Es ist deshalb von dem bekannten (kürzlich verstorbenen) Irrenarzte Dr. Kahlbaum in Görlitz vor einigen Jahren in allem Ernste der Vorschlag gemacht worden, die Trinker zusammen auf einer einsamen Insel anzusiedeln, von welcher alle alkoholischen Getränke ausgeschlossen werden könnten. Offenbar wäre dies das einfachste und sicherste Verfahren, wenn – der Vorschlag nur ausführbar wäre. Wenn man sich aber nicht Utopien hingiebt, sondern mit gegebenen Verhältnissen rechnet, so bleibt nur ein Weg zur Heilung der Trunksucht übrig, das ist die zeitweilige Unterbringung des Kranken in einer Trinkerheilanstalt.

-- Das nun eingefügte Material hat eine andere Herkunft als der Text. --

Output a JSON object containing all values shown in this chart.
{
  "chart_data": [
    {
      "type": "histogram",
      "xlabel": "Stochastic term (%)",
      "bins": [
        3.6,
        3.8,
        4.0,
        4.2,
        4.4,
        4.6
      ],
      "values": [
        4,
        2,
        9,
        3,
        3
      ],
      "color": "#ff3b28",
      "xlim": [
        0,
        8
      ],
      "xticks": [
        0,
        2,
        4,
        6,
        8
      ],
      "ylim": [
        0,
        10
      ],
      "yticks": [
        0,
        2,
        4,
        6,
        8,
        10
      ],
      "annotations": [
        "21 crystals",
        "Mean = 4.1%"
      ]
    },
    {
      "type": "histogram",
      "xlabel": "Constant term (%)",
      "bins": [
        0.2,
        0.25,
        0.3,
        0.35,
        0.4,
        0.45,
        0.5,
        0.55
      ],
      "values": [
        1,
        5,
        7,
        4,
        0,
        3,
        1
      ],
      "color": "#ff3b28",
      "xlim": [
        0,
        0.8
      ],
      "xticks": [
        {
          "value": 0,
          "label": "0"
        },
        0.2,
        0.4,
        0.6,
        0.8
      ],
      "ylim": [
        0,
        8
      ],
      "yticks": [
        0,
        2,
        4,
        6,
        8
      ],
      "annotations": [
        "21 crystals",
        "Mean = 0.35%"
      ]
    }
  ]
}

Hier soll der Alkoholkranke an die völlige Enthaltung von alkoholischen Getränken gewöhnt werden, während andrerseits durch eine zweckentsprechende Behandlung die körperlichen Kräfte gehoben, das [466] zerrüttete Nervensystem regeneriert, die Energie und die Widerstandskraft belebt und gefestigt werden sollen.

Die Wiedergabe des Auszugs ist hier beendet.